The microservice architecture leads to a distributed system that is scalable, flexible and reliable. However, it comes at an expense of added complexity. The microservices interact with each other to complete user transactions. Since a lot is going on in the system, keeping a check on the system health is vital. So another key consideration to design a microservice is observability. The team must be aware of the activities that are happening within the system.
All the microservices with in the system should have centralised monitoring and logging. The data is useful to diagnose problems, if any, and provide quick resolutions. There are many tools available in the market that can help you to monitor the microservices. Some of the popular tools are ELK stack, Splunk, Prometheus etc. These tools can help the team gather stats. This collected data then can be utilised for:
capacity planning, scaling up or down the system
observing user behaviours, to diagnose if users are facing any issue in any specific flow
potential system health issues. CPU usage, memory usage, disk usage etc can provide valuable feedback to the team about the bottlenecks if any
discovering causes of timeouts, exceptions, and errors happening in the system
While designing a microservice, the team should decide upon:
the information that needs to be logged. The team should consult security architects to verify the sensitivity of data getting logged
structure of logs. The information would help the team to debug any potential bug
valid correlation id for transactions. The correlation id would help the team to trace the transactions in a distributed environment.
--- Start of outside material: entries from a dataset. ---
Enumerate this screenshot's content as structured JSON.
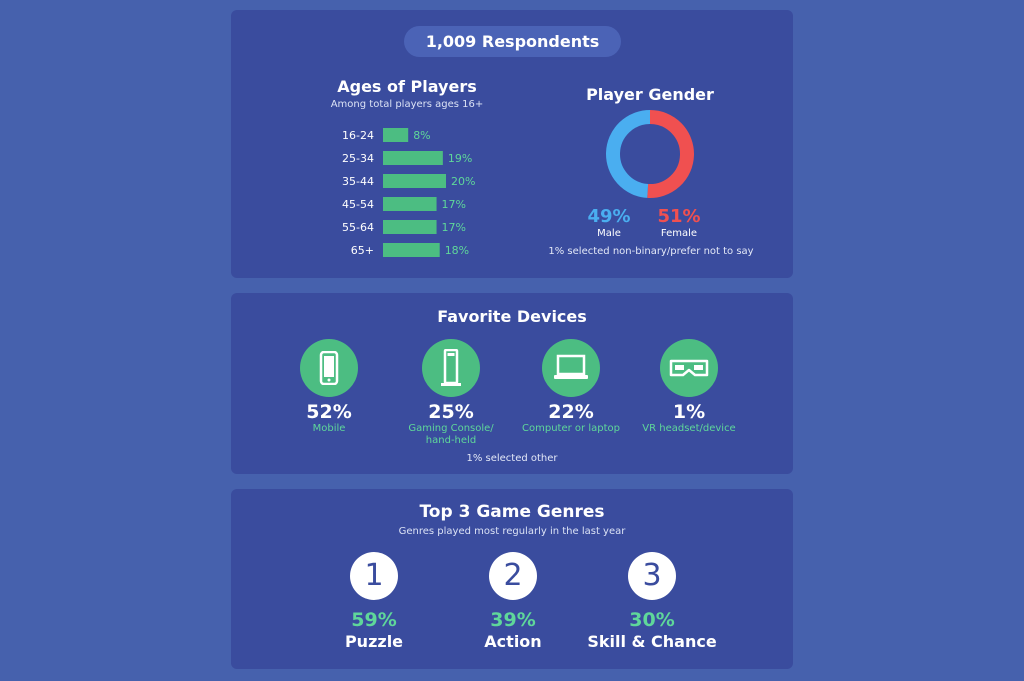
{
  "respondents": "1,009 Respondents",
  "colors": {
    "bar": "#4cbd82",
    "male": "#4aaef0",
    "female": "#f05050",
    "pct_green": "#5fd79a"
  },
  "chart_data": [
    {
      "type": "bar",
      "orientation": "horizontal",
      "title": "Ages of Players",
      "subtitle": "Among total players ages 16+",
      "categories": [
        "16-24",
        "25-34",
        "35-44",
        "45-54",
        "55-64",
        "65+"
      ],
      "values": [
        8,
        19,
        20,
        17,
        17,
        18
      ],
      "value_labels": [
        "8%",
        "19%",
        "20%",
        "17%",
        "17%",
        "18%"
      ],
      "xlim": [
        0,
        20
      ]
    },
    {
      "type": "pie",
      "donut": true,
      "title": "Player Gender",
      "categories": [
        "Male",
        "Female"
      ],
      "values": [
        49,
        51
      ],
      "value_labels": [
        "49%",
        "51%"
      ],
      "note": "1% selected non-binary/prefer not to say"
    }
  ],
  "devices": {
    "title": "Favorite Devices",
    "items": [
      {
        "icon": "mobile-phone-icon",
        "pct": "52%",
        "label": "Mobile"
      },
      {
        "icon": "gaming-console-icon",
        "pct": "25%",
        "label": "Gaming Console/ hand-held"
      },
      {
        "icon": "laptop-icon",
        "pct": "22%",
        "label": "Computer or laptop"
      },
      {
        "icon": "vr-headset-icon",
        "pct": "1%",
        "label": "VR headset/device"
      }
    ],
    "note": "1% selected other"
  },
  "genres": {
    "title": "Top 3 Game Genres",
    "subtitle": "Genres played most regularly in the last year",
    "items": [
      {
        "rank": "1",
        "pct": "59%",
        "label": "Puzzle"
      },
      {
        "rank": "2",
        "pct": "39%",
        "label": "Action"
      },
      {
        "rank": "3",
        "pct": "30%",
        "label": "Skill & Chance"
      }
    ]
  }
}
The team should thoughtfully insert meaningful logs and audit events within the code. A consistent log format will allow the team to query the logging information. The team can then query for specific patterns and specific error codes using a logging tool.
Teams can also configure alerts using tools such as Pagerduty, Opsgenie etc. The tools can send out some early alerts as emails, slack messages and sms to the team. An example alert could be if there are 25 timeout exceptions in the last 10 min. The tools can also help the team to log these as incidents to be investigated.